Exercise 4: Data Structure in R
The dataset we imported in Exercise 2: Importing data in R is a data frame. DataFrame is a structure that R uses to keep the data in that particular format. If you do class(bodydata)
for the data we have imported before, we can see data.frame
as its class. There are other data structures in R. Some basic structure that R uses are discussed below:
Vector
A vector is a one-dimensional object where you can store elements of different modes such as “logical” (TRUE or FALSE), “integer”, “numeric”, “character” etc. All elements of a vector must be of same mode. For example,
x <- c(TRUE, FALSE, FALSE, TRUE, TRUE)
y <- c("TRUE", "FALSE", "Not Sure")
z <- c(2, 3, 5, 6, 10)
Here, x
, y
and z
are of class logical, character and numeric respectively. Although in vector y
we have TRUE
and FALSE
they are in character
format. The function c
is used to define a vector. However functions that are used to create sequences also gives us a vector. For example,
(a_sequence <- seq(from = 0, to = 10, by = 2))
[1] 0 2 4 6 8 10
(b_sequence <- 1:10)
[1] 1 2 3 4 5 6 7 8 9 10
Here both a_sequence
and b_sequence
are vector. Give special attention to the way we have created the sequence of numbers. It will be useful in many situations in future exercises.
Matrix
A matrix is a two dimensional structure with row and column. As this is an extension of vector structure, matrix must have elements of same mode as in a vector. For example:
(a_matrix <- matrix(1:25, nrow = 5, ncol = 5))
[,1] [,2] [,3] [,4] [,5]
[1,] 1 6 11 16 21
[2,] 2 7 12 17 22
[3,] 3 8 13 18 23
[4,] 4 9 14 19 24
[5,] 5 10 15 20 25
(b_matrix <- diag(1:5))
[,1] [,2] [,3] [,4] [,5]
[1,] 1 0 0 0 0
[2,] 0 2 0 0 0
[3,] 0 0 3 0 0
[4,] 0 0 0 4 0
[5,] 0 0 0 0 5
Here, a_matrix
is created from a vector of sequence of 1 to 25 in 5 rows and 5 columns. We can also define a diagonal matrix as b_matrix
with numbers from 1 to 5 in its diagonal.
Array
An array is an extension of Matrix structure in three or more dimension.

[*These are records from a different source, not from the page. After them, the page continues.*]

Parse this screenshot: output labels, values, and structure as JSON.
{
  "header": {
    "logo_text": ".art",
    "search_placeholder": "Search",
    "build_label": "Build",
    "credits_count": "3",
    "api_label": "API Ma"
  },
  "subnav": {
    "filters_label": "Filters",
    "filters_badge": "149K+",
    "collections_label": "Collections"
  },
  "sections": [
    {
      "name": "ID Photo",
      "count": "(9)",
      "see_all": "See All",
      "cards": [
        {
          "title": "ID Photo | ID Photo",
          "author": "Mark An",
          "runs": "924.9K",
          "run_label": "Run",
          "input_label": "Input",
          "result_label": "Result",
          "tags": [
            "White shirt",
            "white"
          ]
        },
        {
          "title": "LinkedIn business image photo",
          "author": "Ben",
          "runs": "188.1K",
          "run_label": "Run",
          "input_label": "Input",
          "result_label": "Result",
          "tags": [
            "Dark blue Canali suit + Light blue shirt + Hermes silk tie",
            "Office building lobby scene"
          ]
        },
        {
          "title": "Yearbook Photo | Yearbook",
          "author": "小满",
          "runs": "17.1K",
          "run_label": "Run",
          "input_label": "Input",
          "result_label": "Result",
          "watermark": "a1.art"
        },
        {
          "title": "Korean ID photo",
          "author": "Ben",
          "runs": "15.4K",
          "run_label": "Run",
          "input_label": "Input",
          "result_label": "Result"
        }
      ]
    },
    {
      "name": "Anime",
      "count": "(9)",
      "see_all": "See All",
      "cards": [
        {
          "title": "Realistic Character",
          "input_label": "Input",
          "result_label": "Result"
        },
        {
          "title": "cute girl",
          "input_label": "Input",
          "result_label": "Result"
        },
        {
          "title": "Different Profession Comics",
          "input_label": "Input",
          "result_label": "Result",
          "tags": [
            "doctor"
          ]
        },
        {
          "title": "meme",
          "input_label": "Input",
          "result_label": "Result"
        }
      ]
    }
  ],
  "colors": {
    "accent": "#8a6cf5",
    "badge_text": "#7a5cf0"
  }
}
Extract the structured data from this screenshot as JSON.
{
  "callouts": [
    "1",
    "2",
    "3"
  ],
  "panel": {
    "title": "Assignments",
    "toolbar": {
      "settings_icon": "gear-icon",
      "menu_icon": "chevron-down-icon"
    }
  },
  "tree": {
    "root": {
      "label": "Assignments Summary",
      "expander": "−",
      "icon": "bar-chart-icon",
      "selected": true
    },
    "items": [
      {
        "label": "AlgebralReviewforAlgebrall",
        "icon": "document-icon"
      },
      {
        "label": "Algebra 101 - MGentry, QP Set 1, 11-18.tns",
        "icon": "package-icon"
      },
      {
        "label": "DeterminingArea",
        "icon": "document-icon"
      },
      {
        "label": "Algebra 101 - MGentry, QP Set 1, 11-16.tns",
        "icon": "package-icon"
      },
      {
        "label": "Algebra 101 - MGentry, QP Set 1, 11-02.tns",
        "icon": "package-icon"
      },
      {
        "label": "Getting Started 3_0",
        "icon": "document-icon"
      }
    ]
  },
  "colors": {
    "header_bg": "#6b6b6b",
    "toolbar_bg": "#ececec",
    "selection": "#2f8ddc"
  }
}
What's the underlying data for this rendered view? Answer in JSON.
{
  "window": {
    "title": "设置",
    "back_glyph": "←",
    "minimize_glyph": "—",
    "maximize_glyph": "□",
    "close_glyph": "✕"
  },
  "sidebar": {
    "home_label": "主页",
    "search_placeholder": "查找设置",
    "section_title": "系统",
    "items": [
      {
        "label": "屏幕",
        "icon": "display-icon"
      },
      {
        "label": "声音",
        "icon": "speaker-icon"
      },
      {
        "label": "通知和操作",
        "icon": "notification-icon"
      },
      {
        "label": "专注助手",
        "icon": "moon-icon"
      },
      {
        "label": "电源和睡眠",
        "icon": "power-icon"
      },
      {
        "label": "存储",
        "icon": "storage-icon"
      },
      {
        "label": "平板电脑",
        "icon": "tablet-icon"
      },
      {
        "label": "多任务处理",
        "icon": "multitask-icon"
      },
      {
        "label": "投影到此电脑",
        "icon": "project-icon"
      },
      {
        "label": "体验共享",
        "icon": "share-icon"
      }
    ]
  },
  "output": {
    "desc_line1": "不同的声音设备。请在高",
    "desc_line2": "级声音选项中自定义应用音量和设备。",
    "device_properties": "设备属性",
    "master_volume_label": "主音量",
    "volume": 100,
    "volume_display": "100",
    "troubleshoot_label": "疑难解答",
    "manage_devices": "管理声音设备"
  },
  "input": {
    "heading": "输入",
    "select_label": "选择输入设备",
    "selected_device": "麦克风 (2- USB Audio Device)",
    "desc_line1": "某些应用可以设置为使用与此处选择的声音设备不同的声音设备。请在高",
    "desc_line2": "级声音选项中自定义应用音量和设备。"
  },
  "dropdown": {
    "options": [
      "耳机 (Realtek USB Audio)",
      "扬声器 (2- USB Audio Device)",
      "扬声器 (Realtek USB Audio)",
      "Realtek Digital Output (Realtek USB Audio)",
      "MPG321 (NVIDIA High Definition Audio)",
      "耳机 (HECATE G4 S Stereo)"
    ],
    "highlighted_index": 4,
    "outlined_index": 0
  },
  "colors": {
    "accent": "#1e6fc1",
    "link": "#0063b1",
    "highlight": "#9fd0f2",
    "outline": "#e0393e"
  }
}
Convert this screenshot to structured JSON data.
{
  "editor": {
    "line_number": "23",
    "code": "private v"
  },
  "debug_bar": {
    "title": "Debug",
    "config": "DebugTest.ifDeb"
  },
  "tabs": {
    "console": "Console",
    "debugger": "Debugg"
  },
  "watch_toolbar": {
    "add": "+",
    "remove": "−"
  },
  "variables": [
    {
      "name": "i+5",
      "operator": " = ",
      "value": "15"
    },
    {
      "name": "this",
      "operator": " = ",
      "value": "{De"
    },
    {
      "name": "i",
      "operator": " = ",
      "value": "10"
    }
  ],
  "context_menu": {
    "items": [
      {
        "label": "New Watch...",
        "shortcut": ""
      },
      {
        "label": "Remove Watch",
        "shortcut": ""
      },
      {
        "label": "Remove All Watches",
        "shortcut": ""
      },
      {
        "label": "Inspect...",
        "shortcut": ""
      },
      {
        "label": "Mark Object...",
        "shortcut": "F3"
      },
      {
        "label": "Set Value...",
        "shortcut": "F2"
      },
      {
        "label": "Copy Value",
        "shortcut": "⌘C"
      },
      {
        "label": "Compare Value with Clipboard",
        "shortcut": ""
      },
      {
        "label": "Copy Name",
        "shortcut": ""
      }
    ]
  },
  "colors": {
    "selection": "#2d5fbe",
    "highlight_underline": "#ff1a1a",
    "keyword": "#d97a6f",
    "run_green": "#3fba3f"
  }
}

We can define an array as,
(an_array <- array(1:24, dim = c(2, 4, 3)))
, , 1
[,1] [,2] [,3] [,4]
[1,] 1 3 5 7
[2,] 2 4 6 8
, , 2
[,1] [,2] [,3] [,4]
[1,] 9 11 13 15
[2,] 10 12 14 16
, , 3
[,1] [,2] [,3] [,4]
[1,] 17 19 21 23
[2,] 18 20 22 24
List
All the above structure we discussed require that the the elements in them to be of same mode such as numeric
, character
and logical
. Sometimes it is necessary to keep objects of different modes in same place. List is a structure that helps in such situation. A list can contain list
, matrix
, vector
, numeric
or any other data structure as its elements. For example:
a_list <- list(
a_matrix = matrix(1:6, nrow = 2, ncol = 3),
a_vector = 2:7,
a_list = list(a = 1, b = 3:6),
a_logical = c(TRUE, FALSE, TRUE, NA)
)
a_list
$a_matrix
[,1] [,2] [,3]
[1,] 1 3 5
[2,] 2 4 6
$a_vector
[1] 2 3 4 5 6 7
$a_list
$a_list$a
[1] 1
$a_list$b
[1] 3 4 5 6
$a_logical
[1] TRUE FALSE TRUE NA
In above example, a_list
contains a matrix, a numeric vector, a list and a logical vector.
Data Frame
Data Frame is a list kept in tabular structure. Every column of a data frame has a name assigned to it. The bodydata
dataset we have imported is an example of data frame. Data frame is the most used data structure to keep data in tabular format. Lets create a data frame:
a_dataframe <- data.frame(
character = c("a", "b", "c"),
numeric = 1:3,
logical = c(TRUE, FALSE, NA)
)
a_dataframe
character numeric logical
1 a 1 TRUE
2 b 2 FALSE
3 c 3 NA
Every column of a data.frame is a vector. Different columns of a data frame can contain element of different modes. For example: the first column can be a character vector while the second column can be a numeric vector as in the example above.